5-08 ★章ラスト
「……《神々の死境》で、一人で生きていた時はさ」
「……ふぇ? な、ナクト師匠?」
「自分だけのコトを考えていれば、それで良かった。当たり前だよな、自分一人しかいないんだから。その生活は、気楽で、適当で――そして、退屈だった。……けど、ある日、そうじゃなくなった。《姫騎士》を名乗る、一人の女の子と出会ってからはな」
「! それ……その女の子、って……」
真っ直ぐ見つめてくるレナリアに、ナクトも目を逸らさず見つめ返していた。
「旅に出てから、色々あったよな。逆流して川を越えたり、《水の神都》でゾンビを倒したり、山を飛び越えて、《城塞都市》では巨人と戦ったり。それで……最初はローパーにも勝てなかった女の子が、今や《魔神》も討ち倒す〝真実の希望〟の《姫騎士》だ」
「あ、わっ……私はそんな、大層な者では……ま、まだまだ未熟でっ」
「まあ最初、弟子にしてくれとか言いつつ、半裸になって迫ってきた時は驚いたけどな。……けど、楽しかった。どんどん成長していくレナリアを見るのは――楽しかった」
見つめ合ったまま、ナクトは素直な心を隠さず、思い切り笑いかけた。
「俺はレナリアを、誇りに思う。レナリアは、俺の――自慢の弟子だ!」
「―――――!」
瞬間、風が吹いたように、レナリアの涙は弾け、宙を舞って煌き――
「―――はいっ♥」
天使を思わせる、光り輝く笑顔を、満面に湛えるのだった。
……さて、そこまでは黙って様子を見ていた、リーンとエクリシアだが。
「……あらっ。ナクト様ったら、レナリアちゃんばかり構って……わたくしとエクリシアちゃんの事は、どうでも良いのでしょうか~……?」
「悲嘆、極マレリ……(悲しいです、よよよ……)」
悲しみに顔を覆う姿は、何ともわざとらしいが――妙に真面目な所のあるナクトは、慌てて二人に弁解した。

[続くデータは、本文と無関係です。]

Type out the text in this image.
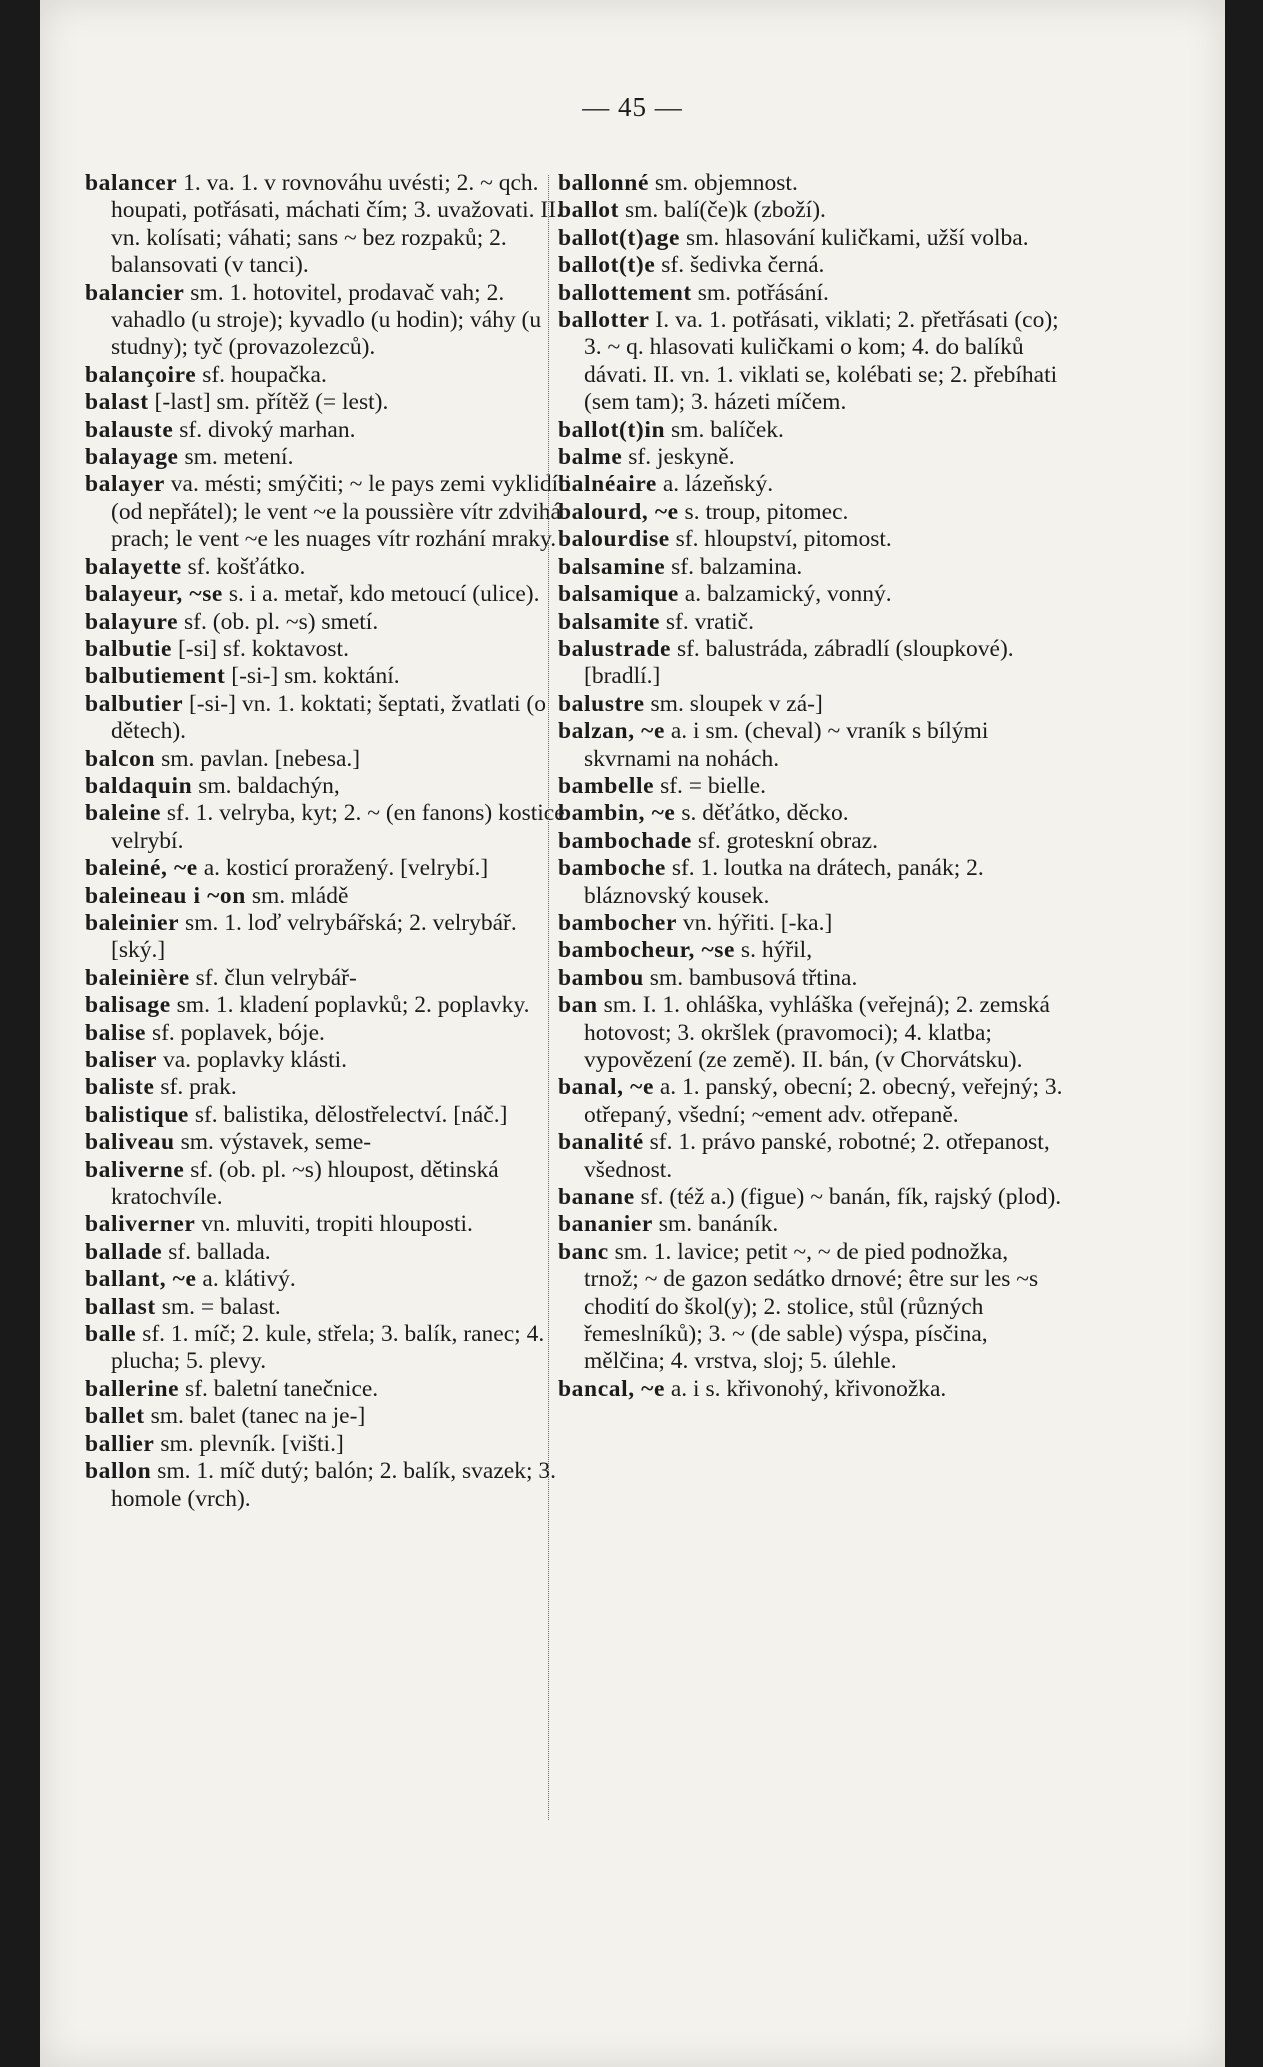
— 45 —

balancer 1. va. 1. v rovnováhu uvésti; 2. ~ qch. houpati, potřásati, máchati čím; 3. uvažovati. II. vn. kolísati; váhati; sans ~ bez rozpaků; 2. balansovati (v tanci).

balancier sm. 1. hotovitel, prodavač vah; 2. vahadlo (u stroje); kyvadlo (u hodin); váhy (u studny); tyč (provazolezců).

balançoire sf. houpačka.

balast [-last] sm. přítěž (= lest).

balauste sf. divoký marhan.

balayage sm. metení.

balayer va. mésti; smýčiti; ~ le pays zemi vyklidíti (od nepřátel); le vent ~e la poussière vítr zdvihá prach; le vent ~e les nuages vítr rozhání mraky.

balayette sf. košťátko.

balayeur, ~se s. i a. metař, kdo metoucí (ulice).

balayure sf. (ob. pl. ~s) smetí.

balbutie [-si] sf. koktavost.

balbutiement [-si-] sm. koktání.

balbutier [-si-] vn. 1. koktati; šeptati, žvatlati (o dětech).

balcon sm. pavlan. [nebesa.]

baldaquin sm. baldachýn,

baleine sf. 1. velryba, kyt; 2. ~ (en fanons) kostice velrybí.

baleiné, ~e a. kosticí proražený. [velrybí.]

baleineau i ~on sm. mládě

baleinier sm. 1. loď velrybářská; 2. velrybář. [ský.]

baleinière sf. člun velrybář-

balisage sm. 1. kladení poplavků; 2. poplavky.

balise sf. poplavek, bóje.

baliser va. poplavky klásti.

baliste sf. prak.

balistique sf. balistika, dělostřelectví. [náč.]

baliveau sm. výstavek, seme-

baliverne sf. (ob. pl. ~s) hloupost, dětinská kratochvíle.

baliverner vn. mluviti, tropiti hlouposti.

ballade sf. ballada.

ballant, ~e a. klátivý.

ballast sm. = balast.

balle sf. 1. míč; 2. kule, střela; 3. balík, ranec; 4. plucha; 5. plevy.

ballerine sf. baletní tanečnice.

ballet sm. balet (tanec na je-]

ballier sm. plevník. [višti.]

ballon sm. 1. míč dutý; balón; 2. balík, svazek; 3. homole (vrch).

ballonné sm. objemnost.

ballot sm. balí(če)k (zboží).

ballot(t)age sm. hlasování kuličkami, užší volba.

ballot(t)e sf. šedivka černá.

ballottement sm. potřásání.

ballotter I. va. 1. potřásati, viklati; 2. přetřásati (co); 3. ~ q. hlasovati kuličkami o kom; 4. do balíků dávati. II. vn. 1. viklati se, kolébati se; 2. přebíhati (sem tam); 3. házeti míčem.

ballot(t)in sm. balíček.

balme sf. jeskyně.

balnéaire a. lázeňský.

balourd, ~e s. troup, pitomec.

balourdise sf. hloupství, pitomost.

balsamine sf. balzamina.

balsamique a. balzamický, vonný.

balsamite sf. vratič.

balustrade sf. balustráda, zábradlí (sloupkové). [bradlí.]

balustre sm. sloupek v zá-]

balzan, ~e a. i sm. (cheval) ~ vraník s bílými skvrnami na nohách.

bambelle sf. = bielle.

bambin, ~e s. děťátko, děcko.

bambochade sf. groteskní obraz.

bamboche sf. 1. loutka na drátech, panák; 2. bláznovský kousek.

bambocher vn. hýřiti. [-ka.]

bambocheur, ~se s. hýřil,

bambou sm. bambusová třtina.

ban sm. I. 1. ohláška, vyhláška (veřejná); 2. zemská hotovost; 3. okršlek (pravomoci); 4. klatba; vypovězení (ze země). II. bán, (v Chorvátsku).

banal, ~e a. 1. panský, obecní; 2. obecný, veřejný; 3. otřepaný, všední; ~ement adv. otřepaně.

banalité sf. 1. právo panské, robotné; 2. otřepanost, všednost.

banane sf. (též a.) (figue) ~ banán, fík, rajský (plod).

bananier sm. banáník.

banc sm. 1. lavice; petit ~, ~ de pied podnožka, trnož; ~ de gazon sedátko drnové; être sur les ~s chodití do škol(y); 2. stolice, stůl (různých řemeslníků); 3. ~ (de sable) výspa, písčina, mělčina; 4. vrstva, sloj; 5. úlehle.

bancal, ~e a. i s. křivonohý, křivonožka.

「そ、そんなコトはないっ。どうでもイイなんて、思ったコトはないぞ! 本当に――」
冗談で、軽くからかってきた、そんなリーンとエクリシアに。
ナクトは、ひたすら真剣に、真っ直ぐな眼差しを向けて――
「リーンも、エクリシアも、俺にとって――かけがえのない、大切な仲間だ」
「「! ………♪」」
ふわっ、とリーンが口元を綻ばせ、兜で見えないがエクリシアも眼を細め。
レナリアも、二人へと、満面の笑顔を向ける。
「もちろん、私にとっても、ですっ――ねっ、リーンさん、エクリシアさんっ♪」
「――ええっ。もちろんですわ、レナリアちゃんっ♪」
「至極、当然ッ……!(はいっ、当たり前、ですっ……♪)」
〝終わりの地〟――全てが〝終わり〟と向き合う、この最果ての地で。
人々を〝終わり〟から救った、四人の周りには。
〝世界〟が祝福するかのように――暖かく、和やかな風が、吹いていたのだった。